Aids Digestion and Weight Loss: Studies show that drinking enough water helps boost the metabolism and improves the functioning of the gastrointestinal tract. Drinking a glass of water before a meal helps suppress cravings. It is also a great replacement for high-calorie drinks that can lead to weight gain.
Flushes Out Toxins: Water is also excellent at ridding your body of toxins and waste. By improving kidney function, it also helps prevent kidney stones by filtering out salts and other minerals.
Much like over-watering plants, it is possible to drink too much water. The cells contain electrolytes which allow your muscles and nerves to work properly along with blood flow. The concentration inside and outside the cells remains balanced due to the kidney’s function of flushing out excess water; however, they can only process fluids at a certain rate. When a lot of water is consumed in a short amount of time, the cells then absorb the excess water to even out the concentration, increasing in size. The brain has no room for these plump cells in the skull, resulting in extreme headaches, confusion, seizures, respiratory arrest, and possibly death. Luckily, cases of water intoxication are rare.

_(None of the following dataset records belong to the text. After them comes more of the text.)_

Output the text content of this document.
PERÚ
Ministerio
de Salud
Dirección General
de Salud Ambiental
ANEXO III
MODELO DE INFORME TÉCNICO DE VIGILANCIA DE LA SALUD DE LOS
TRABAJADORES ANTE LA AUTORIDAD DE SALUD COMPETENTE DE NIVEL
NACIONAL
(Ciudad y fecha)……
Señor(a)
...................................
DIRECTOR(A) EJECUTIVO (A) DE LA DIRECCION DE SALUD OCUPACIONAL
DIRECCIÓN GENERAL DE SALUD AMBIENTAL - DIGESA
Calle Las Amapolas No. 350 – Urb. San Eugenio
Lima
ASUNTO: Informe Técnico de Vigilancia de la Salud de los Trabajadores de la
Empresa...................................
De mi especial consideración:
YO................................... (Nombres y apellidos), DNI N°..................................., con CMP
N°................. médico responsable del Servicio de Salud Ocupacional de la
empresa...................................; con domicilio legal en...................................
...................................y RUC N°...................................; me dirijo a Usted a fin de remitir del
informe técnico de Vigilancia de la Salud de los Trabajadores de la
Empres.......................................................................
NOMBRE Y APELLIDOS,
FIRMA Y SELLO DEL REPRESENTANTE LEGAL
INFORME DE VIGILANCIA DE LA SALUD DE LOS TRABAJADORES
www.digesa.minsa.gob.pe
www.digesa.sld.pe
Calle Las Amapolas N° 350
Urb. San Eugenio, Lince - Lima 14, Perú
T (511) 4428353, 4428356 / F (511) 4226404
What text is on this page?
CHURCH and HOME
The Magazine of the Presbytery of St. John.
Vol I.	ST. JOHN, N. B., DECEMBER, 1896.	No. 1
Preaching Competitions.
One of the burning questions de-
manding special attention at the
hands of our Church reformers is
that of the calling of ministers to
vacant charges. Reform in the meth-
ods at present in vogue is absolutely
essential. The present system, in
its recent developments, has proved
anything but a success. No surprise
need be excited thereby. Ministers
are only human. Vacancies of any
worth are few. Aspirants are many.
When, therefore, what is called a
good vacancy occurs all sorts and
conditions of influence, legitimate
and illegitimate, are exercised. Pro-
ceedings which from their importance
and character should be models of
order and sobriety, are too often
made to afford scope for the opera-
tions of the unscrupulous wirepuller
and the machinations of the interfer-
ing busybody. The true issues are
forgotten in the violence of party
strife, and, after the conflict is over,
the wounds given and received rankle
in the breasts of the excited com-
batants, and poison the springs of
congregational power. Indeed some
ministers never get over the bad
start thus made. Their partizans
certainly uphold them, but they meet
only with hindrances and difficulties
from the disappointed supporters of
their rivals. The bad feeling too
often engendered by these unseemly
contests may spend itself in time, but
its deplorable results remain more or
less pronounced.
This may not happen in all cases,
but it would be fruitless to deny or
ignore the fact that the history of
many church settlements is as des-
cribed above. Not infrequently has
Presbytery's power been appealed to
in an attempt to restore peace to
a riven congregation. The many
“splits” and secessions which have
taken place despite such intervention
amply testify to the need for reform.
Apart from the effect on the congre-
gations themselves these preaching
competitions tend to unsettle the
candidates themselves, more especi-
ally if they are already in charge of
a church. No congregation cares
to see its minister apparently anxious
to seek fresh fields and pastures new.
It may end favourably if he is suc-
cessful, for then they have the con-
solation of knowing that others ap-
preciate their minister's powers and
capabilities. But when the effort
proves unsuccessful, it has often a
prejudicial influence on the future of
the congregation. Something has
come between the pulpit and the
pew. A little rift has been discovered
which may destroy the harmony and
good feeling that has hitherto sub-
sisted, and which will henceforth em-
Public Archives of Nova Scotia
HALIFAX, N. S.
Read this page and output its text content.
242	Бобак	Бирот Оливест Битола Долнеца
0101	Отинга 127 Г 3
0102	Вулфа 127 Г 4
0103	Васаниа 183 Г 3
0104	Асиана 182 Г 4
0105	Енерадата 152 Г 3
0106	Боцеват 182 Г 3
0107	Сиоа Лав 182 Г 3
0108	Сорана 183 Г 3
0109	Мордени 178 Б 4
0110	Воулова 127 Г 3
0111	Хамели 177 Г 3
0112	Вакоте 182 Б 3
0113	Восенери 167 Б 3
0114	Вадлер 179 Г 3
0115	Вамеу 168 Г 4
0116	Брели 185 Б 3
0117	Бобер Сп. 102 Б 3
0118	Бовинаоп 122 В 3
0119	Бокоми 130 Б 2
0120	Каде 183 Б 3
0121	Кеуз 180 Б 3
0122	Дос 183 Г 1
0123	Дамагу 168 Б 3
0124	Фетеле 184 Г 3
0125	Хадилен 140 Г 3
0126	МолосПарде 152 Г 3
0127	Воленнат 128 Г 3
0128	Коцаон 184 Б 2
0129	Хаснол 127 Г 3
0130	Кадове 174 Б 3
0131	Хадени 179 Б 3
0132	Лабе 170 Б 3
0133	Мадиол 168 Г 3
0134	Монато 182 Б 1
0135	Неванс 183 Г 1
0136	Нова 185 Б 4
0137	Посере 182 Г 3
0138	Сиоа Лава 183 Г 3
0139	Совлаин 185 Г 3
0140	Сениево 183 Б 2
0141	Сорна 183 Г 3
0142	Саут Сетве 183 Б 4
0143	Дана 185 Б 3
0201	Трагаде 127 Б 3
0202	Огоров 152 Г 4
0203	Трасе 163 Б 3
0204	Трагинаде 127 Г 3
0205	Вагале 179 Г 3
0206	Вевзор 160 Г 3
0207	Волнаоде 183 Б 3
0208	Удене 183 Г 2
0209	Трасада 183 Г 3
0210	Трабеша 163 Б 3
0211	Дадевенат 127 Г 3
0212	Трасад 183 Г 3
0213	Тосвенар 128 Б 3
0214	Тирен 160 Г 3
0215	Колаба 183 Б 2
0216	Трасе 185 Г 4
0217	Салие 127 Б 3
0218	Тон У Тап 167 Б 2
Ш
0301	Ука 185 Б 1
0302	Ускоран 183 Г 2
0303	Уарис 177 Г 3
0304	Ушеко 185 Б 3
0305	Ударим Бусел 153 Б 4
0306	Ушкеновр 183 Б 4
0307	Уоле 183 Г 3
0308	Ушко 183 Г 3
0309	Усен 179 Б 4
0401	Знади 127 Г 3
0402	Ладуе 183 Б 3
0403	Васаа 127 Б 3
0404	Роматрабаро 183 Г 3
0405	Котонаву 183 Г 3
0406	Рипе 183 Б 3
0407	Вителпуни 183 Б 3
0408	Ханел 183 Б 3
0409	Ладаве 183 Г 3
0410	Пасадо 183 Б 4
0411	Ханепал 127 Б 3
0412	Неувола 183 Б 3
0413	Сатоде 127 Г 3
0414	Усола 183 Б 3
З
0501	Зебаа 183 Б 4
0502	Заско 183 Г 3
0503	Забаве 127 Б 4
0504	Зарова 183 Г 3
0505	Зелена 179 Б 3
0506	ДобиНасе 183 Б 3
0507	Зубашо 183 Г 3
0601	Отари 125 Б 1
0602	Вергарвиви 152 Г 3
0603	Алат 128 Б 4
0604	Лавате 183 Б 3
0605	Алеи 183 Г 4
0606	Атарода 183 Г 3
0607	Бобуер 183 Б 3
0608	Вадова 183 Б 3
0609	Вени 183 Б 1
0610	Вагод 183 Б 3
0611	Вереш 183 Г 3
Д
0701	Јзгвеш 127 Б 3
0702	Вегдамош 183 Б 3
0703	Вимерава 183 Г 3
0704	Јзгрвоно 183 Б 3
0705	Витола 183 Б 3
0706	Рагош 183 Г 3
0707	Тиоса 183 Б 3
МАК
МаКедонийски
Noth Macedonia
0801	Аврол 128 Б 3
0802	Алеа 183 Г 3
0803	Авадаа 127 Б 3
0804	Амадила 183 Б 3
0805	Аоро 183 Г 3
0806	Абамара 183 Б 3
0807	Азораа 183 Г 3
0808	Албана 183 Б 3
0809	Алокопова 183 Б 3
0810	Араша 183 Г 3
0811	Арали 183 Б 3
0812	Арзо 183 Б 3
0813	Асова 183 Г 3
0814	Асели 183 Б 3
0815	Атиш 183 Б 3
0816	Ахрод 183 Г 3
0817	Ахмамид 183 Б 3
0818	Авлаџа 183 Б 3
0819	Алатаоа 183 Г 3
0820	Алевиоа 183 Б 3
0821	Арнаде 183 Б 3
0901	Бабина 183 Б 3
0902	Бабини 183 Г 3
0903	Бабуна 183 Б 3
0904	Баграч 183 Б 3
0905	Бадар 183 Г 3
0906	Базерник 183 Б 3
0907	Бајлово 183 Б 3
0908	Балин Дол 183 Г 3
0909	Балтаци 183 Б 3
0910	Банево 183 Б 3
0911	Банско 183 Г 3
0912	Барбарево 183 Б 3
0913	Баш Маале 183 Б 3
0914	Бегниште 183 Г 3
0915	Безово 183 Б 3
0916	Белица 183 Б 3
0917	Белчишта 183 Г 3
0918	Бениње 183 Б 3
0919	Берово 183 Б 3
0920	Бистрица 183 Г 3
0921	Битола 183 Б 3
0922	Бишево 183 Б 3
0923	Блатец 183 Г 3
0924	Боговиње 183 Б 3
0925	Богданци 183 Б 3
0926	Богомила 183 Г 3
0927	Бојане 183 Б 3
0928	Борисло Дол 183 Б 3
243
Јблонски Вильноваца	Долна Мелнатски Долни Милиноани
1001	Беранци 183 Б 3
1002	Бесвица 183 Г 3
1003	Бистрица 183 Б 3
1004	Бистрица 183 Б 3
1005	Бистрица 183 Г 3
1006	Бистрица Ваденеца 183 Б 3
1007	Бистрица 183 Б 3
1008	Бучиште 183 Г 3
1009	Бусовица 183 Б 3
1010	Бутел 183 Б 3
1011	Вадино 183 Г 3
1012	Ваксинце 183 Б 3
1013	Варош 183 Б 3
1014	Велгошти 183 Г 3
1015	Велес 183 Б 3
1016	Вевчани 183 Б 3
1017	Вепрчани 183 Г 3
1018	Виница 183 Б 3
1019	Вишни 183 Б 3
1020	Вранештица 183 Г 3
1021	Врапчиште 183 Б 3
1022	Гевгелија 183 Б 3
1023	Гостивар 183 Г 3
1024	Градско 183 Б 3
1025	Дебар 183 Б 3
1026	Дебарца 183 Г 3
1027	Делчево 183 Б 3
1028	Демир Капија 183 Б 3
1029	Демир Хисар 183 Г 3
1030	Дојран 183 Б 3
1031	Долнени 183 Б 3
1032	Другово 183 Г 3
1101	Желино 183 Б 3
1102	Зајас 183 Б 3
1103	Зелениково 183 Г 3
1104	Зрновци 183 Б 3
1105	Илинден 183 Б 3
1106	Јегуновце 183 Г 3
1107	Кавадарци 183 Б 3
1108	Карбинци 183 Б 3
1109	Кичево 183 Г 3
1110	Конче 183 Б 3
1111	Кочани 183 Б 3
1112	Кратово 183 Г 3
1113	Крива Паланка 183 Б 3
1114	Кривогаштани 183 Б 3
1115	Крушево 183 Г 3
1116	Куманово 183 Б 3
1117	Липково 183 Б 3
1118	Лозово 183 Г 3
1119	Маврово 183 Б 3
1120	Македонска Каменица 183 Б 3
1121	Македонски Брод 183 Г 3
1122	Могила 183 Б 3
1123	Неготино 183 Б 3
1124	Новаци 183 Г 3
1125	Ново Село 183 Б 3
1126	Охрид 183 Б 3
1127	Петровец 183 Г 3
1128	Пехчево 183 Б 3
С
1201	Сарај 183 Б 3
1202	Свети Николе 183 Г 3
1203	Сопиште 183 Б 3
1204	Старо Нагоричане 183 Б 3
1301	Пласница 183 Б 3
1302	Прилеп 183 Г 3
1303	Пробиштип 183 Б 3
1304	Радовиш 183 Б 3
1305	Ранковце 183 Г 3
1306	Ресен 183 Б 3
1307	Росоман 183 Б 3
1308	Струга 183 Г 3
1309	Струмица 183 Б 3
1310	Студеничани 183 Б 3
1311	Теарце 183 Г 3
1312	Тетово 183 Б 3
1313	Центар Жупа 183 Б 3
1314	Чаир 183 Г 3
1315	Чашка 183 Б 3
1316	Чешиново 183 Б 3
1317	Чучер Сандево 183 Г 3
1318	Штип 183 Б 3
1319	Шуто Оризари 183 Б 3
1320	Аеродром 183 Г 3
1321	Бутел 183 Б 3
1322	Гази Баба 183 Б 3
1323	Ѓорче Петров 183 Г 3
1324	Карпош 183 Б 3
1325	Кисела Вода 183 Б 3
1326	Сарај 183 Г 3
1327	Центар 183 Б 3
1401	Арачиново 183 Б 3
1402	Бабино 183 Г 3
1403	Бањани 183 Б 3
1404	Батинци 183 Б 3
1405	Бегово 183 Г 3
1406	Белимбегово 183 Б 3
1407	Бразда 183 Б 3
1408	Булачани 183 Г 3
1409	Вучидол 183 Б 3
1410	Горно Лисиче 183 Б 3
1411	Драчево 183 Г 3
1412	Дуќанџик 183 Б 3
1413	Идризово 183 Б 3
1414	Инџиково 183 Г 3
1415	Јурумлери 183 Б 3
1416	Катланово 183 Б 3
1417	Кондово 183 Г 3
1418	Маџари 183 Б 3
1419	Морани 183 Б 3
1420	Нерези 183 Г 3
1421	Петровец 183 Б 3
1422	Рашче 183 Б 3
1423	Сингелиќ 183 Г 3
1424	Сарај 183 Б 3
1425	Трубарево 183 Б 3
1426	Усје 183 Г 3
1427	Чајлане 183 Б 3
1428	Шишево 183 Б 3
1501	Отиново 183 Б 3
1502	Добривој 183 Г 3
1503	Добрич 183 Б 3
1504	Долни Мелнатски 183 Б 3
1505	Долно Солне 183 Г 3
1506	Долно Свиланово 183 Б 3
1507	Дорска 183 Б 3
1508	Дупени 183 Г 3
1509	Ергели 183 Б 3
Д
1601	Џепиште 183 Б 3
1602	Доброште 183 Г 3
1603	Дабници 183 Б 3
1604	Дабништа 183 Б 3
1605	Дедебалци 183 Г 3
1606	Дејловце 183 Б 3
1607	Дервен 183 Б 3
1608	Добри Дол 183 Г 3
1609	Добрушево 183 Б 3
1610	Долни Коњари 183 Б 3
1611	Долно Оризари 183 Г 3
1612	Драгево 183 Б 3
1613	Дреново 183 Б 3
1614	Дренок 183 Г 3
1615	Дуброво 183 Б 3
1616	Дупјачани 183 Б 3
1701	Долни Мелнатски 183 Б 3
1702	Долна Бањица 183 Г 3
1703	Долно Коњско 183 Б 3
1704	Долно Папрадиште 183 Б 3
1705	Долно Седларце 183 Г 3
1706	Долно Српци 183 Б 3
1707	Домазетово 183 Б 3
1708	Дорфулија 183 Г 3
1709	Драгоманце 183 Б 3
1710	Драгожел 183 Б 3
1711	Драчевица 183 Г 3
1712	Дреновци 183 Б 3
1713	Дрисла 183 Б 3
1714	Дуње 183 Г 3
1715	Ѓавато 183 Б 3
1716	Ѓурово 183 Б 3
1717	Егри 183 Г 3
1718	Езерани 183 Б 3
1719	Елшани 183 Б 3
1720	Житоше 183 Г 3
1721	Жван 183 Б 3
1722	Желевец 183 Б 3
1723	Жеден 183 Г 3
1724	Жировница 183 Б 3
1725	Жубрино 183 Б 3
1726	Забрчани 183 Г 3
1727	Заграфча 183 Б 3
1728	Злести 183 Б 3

While we are told to drink eight cups of water a day, there is no solid evidence to support this. The mount of water necessary to function differs from person to person. Having a water bottle on your person is a great way to remain hydrated throughout the day as scientists suggest drinking to your thirst is the best indicator for required hydration.
Not everyone has access to clean water like we do. March 22 is World Water Day, a day dedicated by the United Nations to tacking the global water crisis. Today there are 663 million people living without safe drinking water. The theme this year is wastewater, focusing on ways to reduce water use and promoting education on the water cycle. An easy way to participate is to donate to WaterEquity, a foundation cofounded by Matt Damon to provide drinking water all over the world. Another great way to get involved is becoming aware of your water use. Just the small act of turning the facet off while brushing your teeth or skipping the sing-off in the shower goes a long way to reducing wastewater so that everyone can lead a healthy lifestyle.